Application on LGBTQIA+ Marriages

Such interpretation is favourable to the cause of same-sex marriages as it would bypass the gender roles debate associated with them. While in case of a male marrying a male, the children of such a couple would become the members of both the parents’ coparcenary, the children of a female marrying a female would not be eligible to become a member of either parent’s coparcenary but for the above interpretation. This would be violative of articles 14 and 15 because it discriminates between the children of gay couples and children of heterosexual and lesbian couples without having any reasonable nexus with any object sought to be achieved. The  explanation provided in this article harmoniously interprets the provisions guiding coparcenary membership in a way consistent with fundamental rights, allowing the extension of coparcenary rights to the children of same-sex couples. It makes it unnecessary to genderize the roles among the couple to determine to whose coparcenary do the children belong because they would trace their coparcenary membership through both the parents irrespective of the latter’s gender, subject to their degree of separation from its last holder. 

This would also extend to the Transgender community as by following the concept of gender self-identification, they would be considered to be the sex they identify as, thereby making this interpretation operative on them. This therefore, will make the repository of coparcenary rights available to children of both same-sex, transgender and heterosexual marriages equally. 

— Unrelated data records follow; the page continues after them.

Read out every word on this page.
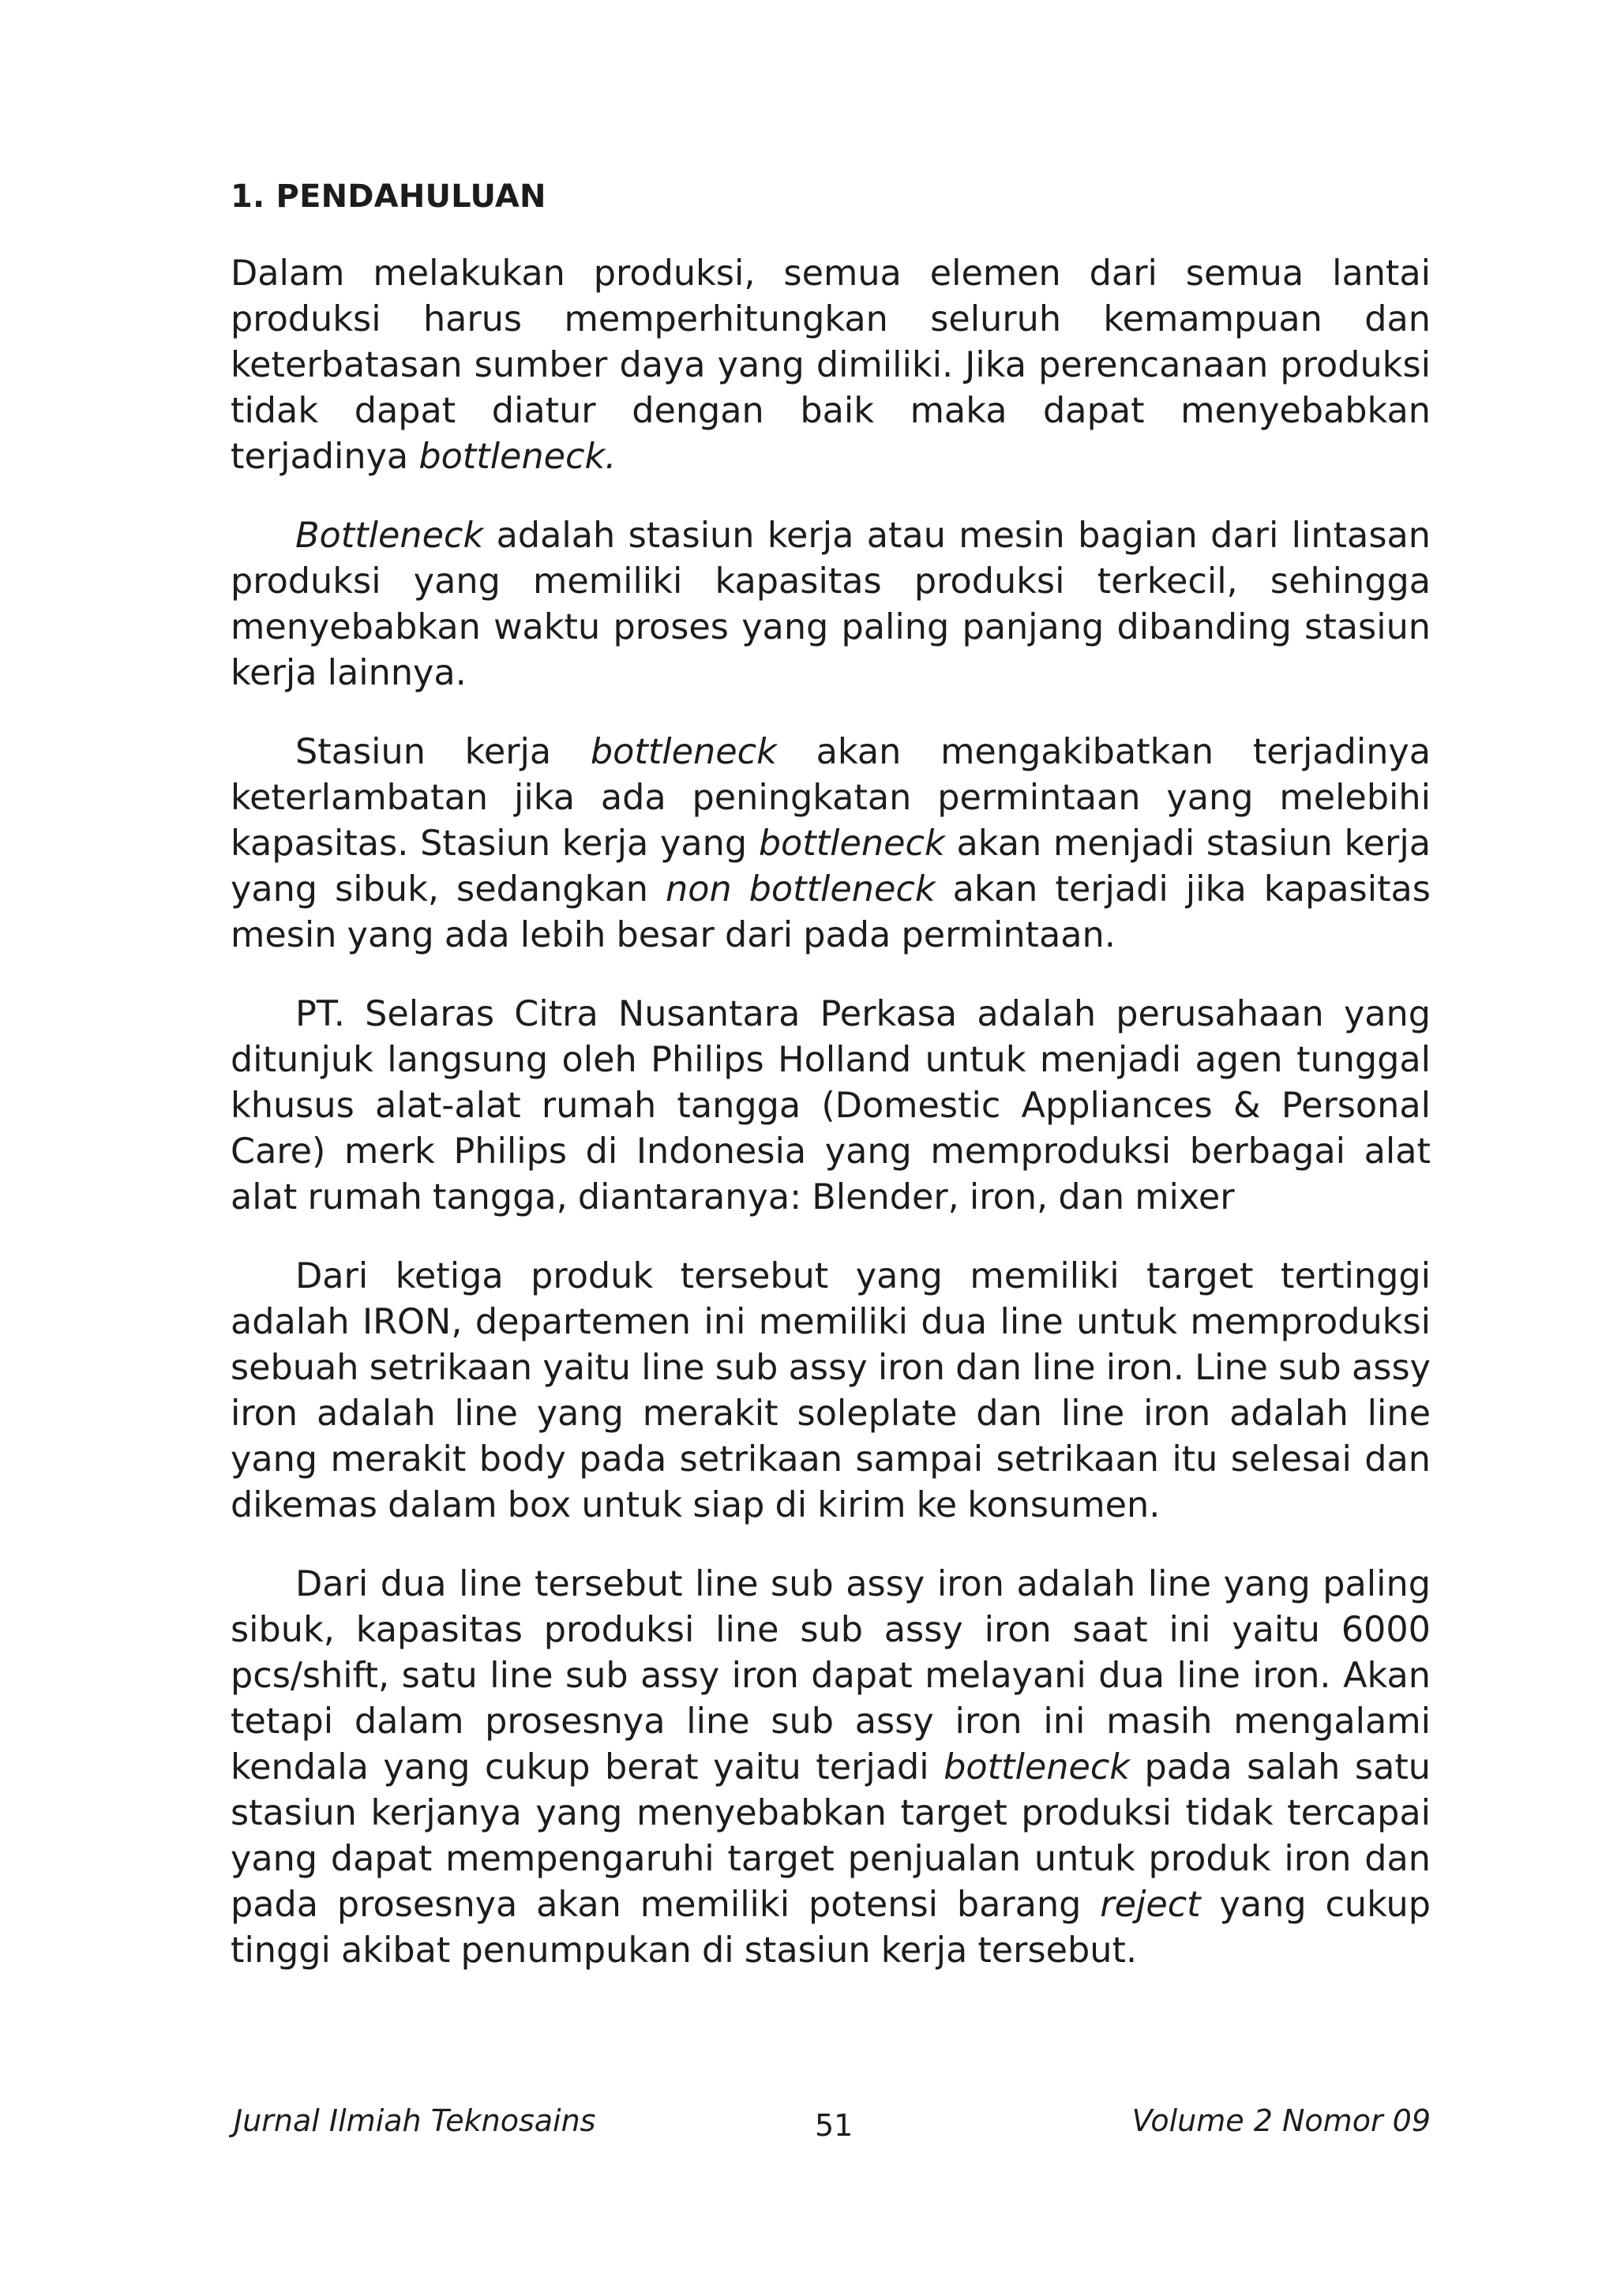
1. PENDAHULUAN

Dalam melakukan produksi, semua elemen dari semua lantai produksi harus memperhitungkan seluruh kemampuan dan keterbatasan sumber daya yang dimiliki. Jika perencanaan produksi tidak dapat diatur dengan baik maka dapat menyebabkan terjadinya bottleneck.

Bottleneck adalah stasiun kerja atau mesin bagian dari lintasan produksi yang memiliki kapasitas produksi terkecil, sehingga menyebabkan waktu proses yang paling panjang dibanding stasiun kerja lainnya.

Stasiun kerja bottleneck akan mengakibatkan terjadinya keterlambatan jika ada peningkatan permintaan yang melebihi kapasitas. Stasiun kerja yang bottleneck akan menjadi stasiun kerja yang sibuk, sedangkan non bottleneck akan terjadi jika kapasitas mesin yang ada lebih besar dari pada permintaan.

PT. Selaras Citra Nusantara Perkasa adalah perusahaan yang ditunjuk langsung oleh Philips Holland untuk menjadi agen tunggal khusus alat-alat rumah tangga (Domestic Appliances & Personal Care) merk Philips di Indonesia yang memproduksi berbagai alat alat rumah tangga, diantaranya: Blender, iron, dan mixer

Dari ketiga produk tersebut yang memiliki target tertinggi adalah IRON, departemen ini memiliki dua line untuk memproduksi sebuah setrikaan yaitu line sub assy iron dan line iron. Line sub assy iron adalah line yang merakit soleplate dan line iron adalah line yang merakit body pada setrikaan sampai setrikaan itu selesai dan dikemas dalam box untuk siap di kirim ke konsumen.

Dari dua line tersebut line sub assy iron adalah line yang paling sibuk, kapasitas produksi line sub assy iron saat ini yaitu 6000 pcs/shift, satu line sub assy iron dapat melayani dua line iron. Akan tetapi dalam prosesnya line sub assy iron ini masih mengalami kendala yang cukup berat yaitu terjadi bottleneck pada salah satu stasiun kerjanya yang menyebabkan target produksi tidak tercapai yang dapat mempengaruhi target penjualan untuk produk iron dan pada prosesnya akan memiliki potensi barang reject yang cukup tinggi akibat penumpukan di stasiun kerja tersebut.

Jurnal Ilmiah Teknosains	51	Volume 2 Nomor 09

It has to be noted that such interpretation, because it presupposes that parties to a marriage could only be male or female, would not favour the individuals who do not identify with the concept of binary gender. Yet, this interpretation, in absence of express legislative instruments, would make available marriage related rights to a lot of communities which are currently bereft of the same.

Conclusion

The 2005 amendment is in itself a testimony of the fact that the Hindu Succession Act does not simply reinforce the tenets of Ancient Hindu Law but, being a piece of social legislation, is a means to bring about social change. Therefore, deviation from the classical tenets restricting memberships of a coparcenary within the paternal line of descent would not be unmaintainable, especially in the presence of explicit provisions enabling such deviation.